Governo espanhol controla porto de Ceuta para alojar migrantes
O Governo espanhol aprovou este sábado um decreto para tomar o controlo do porto de Ceuta e autorizar a instalação de tendas para alojar temporariamente mais de mil migrantes na zona do molhe de Poniente.
O decreto, assinado pelo ministro dos Transportes e Mobilidade Sustentável, Óscar Puente, permite a instalação de tendas numa superfície de 16 mil metros quadrados de área pública portuária, segundo explicaram à agência EFE fontes governamentais.
A decisão do Governo acontece depois de na sexta-feira o conselho de administração da Autoridade Portuária de Ceuta ter votado contra a instalação das referidas tendas, como havia sido pedido pela Secretaria de Estado das Migrações.
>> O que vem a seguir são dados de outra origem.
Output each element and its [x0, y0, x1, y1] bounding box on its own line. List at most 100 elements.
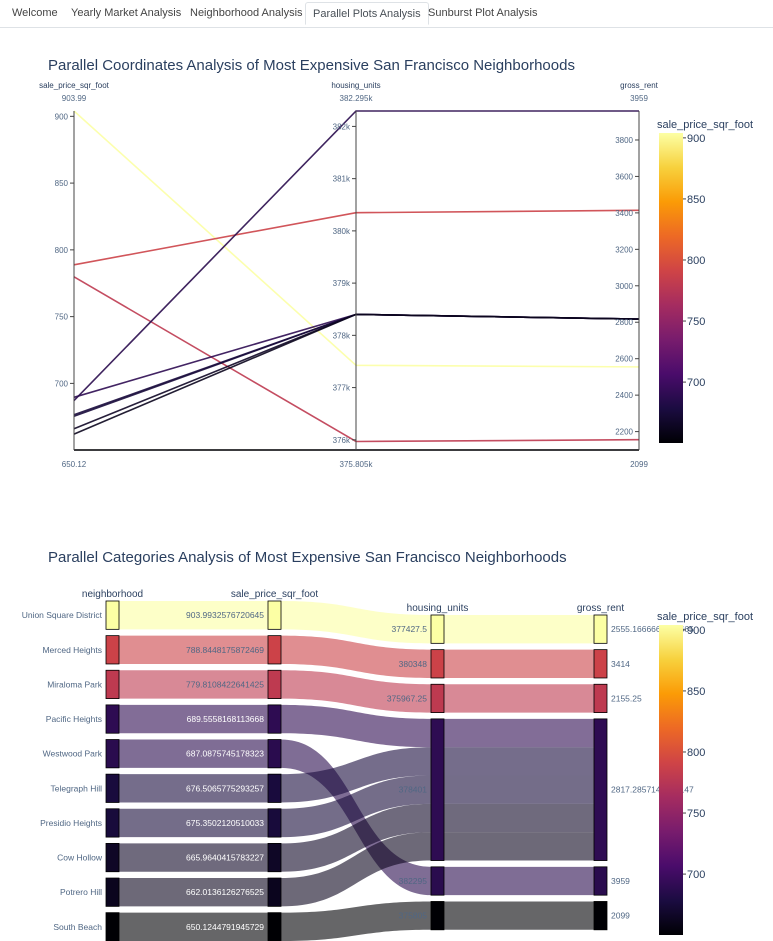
parallel-categories-chart[interactable]: Parallel Categories Analysis of Most Exp…: [0, 540, 773, 941]
category-label: 2099: [611, 911, 630, 921]
axis-tick-label: 3800: [615, 136, 633, 145]
price-block: [267, 912, 282, 941]
axis-tick-label: 850: [55, 179, 69, 188]
rent-block: [593, 866, 608, 896]
tab-neighborhood-analysis[interactable]: Neighborhood Analysis: [190, 7, 303, 19]
chart-title: Parallel Categories Analysis of Most Exp…: [48, 549, 567, 566]
category-ribbon: [119, 704, 268, 734]
category-ribbon: [444, 832, 594, 861]
category-label: 687.0875745178323: [186, 749, 264, 759]
axis-tick-label: 800: [55, 246, 69, 255]
axis-tick-label: 381k: [333, 175, 351, 184]
category-label: 2155.25: [611, 693, 642, 703]
axis-max-label: 3959: [630, 94, 648, 103]
axis-tick-label: 3200: [615, 245, 633, 254]
colorbar-tick-label: 700: [687, 377, 705, 389]
colorbar-tick-label: 900: [687, 133, 705, 145]
axis-tick-label: 2400: [615, 391, 633, 400]
axis-tick-label: 376k: [333, 436, 351, 445]
category-label: 903.9932576720645: [186, 610, 264, 620]
category-ribbon: [119, 635, 268, 664]
price-block: [267, 843, 282, 873]
tab-bar: Welcome Yearly Market Analysis Neighborh…: [0, 0, 773, 28]
category-ribbon: [281, 775, 431, 838]
category-ribbon: [119, 670, 268, 699]
category-label: Cow Hollow: [57, 853, 103, 863]
housing-block: [430, 683, 445, 713]
tab-yearly-market-analysis[interactable]: Yearly Market Analysis: [71, 7, 182, 19]
category-ribbon: [444, 649, 594, 678]
axis-tick-label: 379k: [333, 279, 351, 288]
housing-block: [430, 718, 445, 861]
dimension-label: gross_rent: [577, 603, 624, 614]
tab-welcome[interactable]: Welcome: [12, 7, 58, 19]
category-label: 675.3502120510033: [186, 818, 264, 828]
colorbar-tick-label: 850: [687, 194, 705, 206]
axis-max-label: 382.295k: [340, 94, 374, 103]
axis-tick-label: 3000: [615, 282, 633, 291]
category-label: 665.9640415783227: [186, 853, 264, 863]
category-label: 377427.5: [392, 624, 428, 634]
neighborhood-block: [105, 704, 120, 734]
category-label: 676.5065775293257: [186, 783, 264, 793]
category-ribbon: [444, 775, 594, 804]
category-label: Union Square District: [22, 610, 103, 620]
category-ribbon: [444, 747, 594, 776]
category-ribbon: [281, 635, 431, 678]
category-ribbon: [119, 774, 268, 803]
axis-label: housing_units: [331, 81, 380, 90]
category-label: 380348: [399, 659, 428, 669]
category-ribbon: [119, 739, 268, 768]
category-ribbon: [119, 601, 268, 630]
neighborhood-block: [105, 739, 120, 769]
category-ribbon: [281, 901, 431, 941]
colorbar: [659, 625, 683, 935]
housing-block: [430, 901, 445, 931]
price-block: [267, 600, 282, 630]
category-label: 779.8108422641425: [186, 679, 264, 689]
chart-title: Parallel Coordinates Analysis of Most Ex…: [48, 57, 575, 74]
tab-sunburst-plot-analysis[interactable]: Sunburst Plot Analysis: [428, 7, 538, 19]
category-label: Merced Heights: [42, 645, 102, 655]
category-ribbon: [444, 901, 594, 930]
axis-tick-label: 2600: [615, 355, 633, 364]
price-block: [267, 808, 282, 838]
colorbar-title: sale_price_sqr_foot: [657, 119, 753, 131]
axis-tick-label: 378k: [333, 331, 351, 340]
rent-block: [593, 683, 608, 713]
category-ribbon: [444, 866, 594, 896]
category-ribbon: [119, 808, 268, 838]
category-ribbon: [281, 704, 431, 748]
neighborhood-block: [105, 669, 120, 699]
price-block: [267, 704, 282, 734]
housing-block: [430, 649, 445, 679]
category-label: 375805: [399, 911, 428, 921]
axis-tick-label: 2200: [615, 428, 633, 437]
colorbar: [659, 133, 683, 443]
category-ribbon: [119, 843, 268, 872]
colorbar-tick-label: 800: [687, 747, 705, 759]
housing-block: [430, 866, 445, 896]
rent-block: [593, 718, 608, 861]
axis-tick-label: 700: [55, 379, 69, 388]
colorbar-tick-label: 850: [687, 686, 705, 698]
parallel-coordinates-chart[interactable]: Parallel Coordinates Analysis of Most Ex…: [0, 40, 773, 480]
category-label: Potrero Hill: [60, 887, 102, 897]
tab-parallel-plots-analysis[interactable]: Parallel Plots Analysis: [305, 2, 429, 25]
category-label: Westwood Park: [43, 749, 103, 759]
category-label: 382295: [399, 876, 428, 886]
category-label: 375967.25: [387, 693, 427, 703]
colorbar-tick-label: 900: [687, 625, 705, 637]
colorbar-tick-label: 700: [687, 869, 705, 881]
price-block: [267, 877, 282, 907]
axis-tick-label: 750: [55, 313, 69, 322]
colorbar-tick-label: 800: [687, 255, 705, 267]
axis-tick-label: 382k: [333, 122, 351, 131]
category-label: 2555.1666666666665: [611, 624, 694, 634]
axis-tick-label: 2800: [615, 318, 633, 327]
category-label: 650.1244791945729: [186, 922, 264, 932]
price-block: [267, 669, 282, 699]
category-ribbon: [281, 670, 431, 713]
price-block: [267, 635, 282, 665]
dimension-label: housing_units: [407, 603, 469, 614]
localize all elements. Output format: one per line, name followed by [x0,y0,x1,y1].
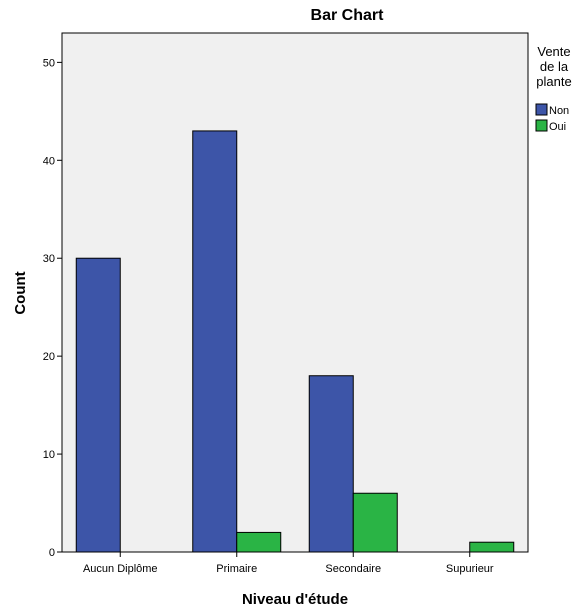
bar-oui-2 [352,492,398,553]
legend-title-line: plante [536,74,571,89]
y-axis-label: Count [12,271,29,314]
x-tick-label: Primaire [216,563,257,575]
x-tick-label: Secondaire [325,563,381,575]
y-tick-label: 40 [43,155,55,167]
bar-non-1 [192,130,238,553]
bar-oui-1 [236,531,282,553]
bars-layer [75,130,515,553]
legend-label-non: Non [549,105,569,117]
legend-swatch-non [535,103,548,116]
legend-label-oui: Oui [549,121,566,133]
x-tick-label: Aucun Diplôme [83,563,158,575]
bar-non-2 [308,375,354,553]
y-tick-label: 50 [43,57,55,69]
plot-area [61,32,529,553]
legend-title-line: Vente [537,44,570,59]
chart-title: Bar Chart [311,7,385,24]
bar-non-0 [75,257,121,553]
x-axis-label: Niveau d'étude [242,591,348,608]
bar-oui-3 [469,541,515,553]
axes-layer: Aucun Diplôme Primaire Secondaire Supurieur… [43,57,494,575]
y-tick-label: 0 [49,547,55,559]
legend-title-line: de la [540,59,569,74]
y-tick-label: 20 [43,351,55,363]
x-tick-label: Supurieur [446,563,494,575]
y-tick-label: 10 [43,449,55,461]
legend-swatch-oui [535,119,548,132]
y-tick-label: 30 [43,253,55,265]
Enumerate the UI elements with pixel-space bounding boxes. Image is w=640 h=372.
O pedido pretendia “a instalação temporária dos meios necessários para a execução das funções legalmente atribuídas à Direção-Geral de Apoio Humanitário e Sistema de Acolhimento e Proteção Internacional”.
A Autoridade Portuária de Ceuta não autorizou o pedido “por ser incompatível com a exploração normal do porto” e passou o caso para os Portos do Estado.
No relatório emitido por esta entidade, considera-se que a ocupação temporária planeada poderia “incrementar certos riscos associados à proteção de infraestruturas críticas e instalações sensíveis e à operação portuária”.
Após a análise do relatório e de outra documentação, o Ministério dos Transportes decidiu atender à solicitação da Secretaria de Estado de Migrações.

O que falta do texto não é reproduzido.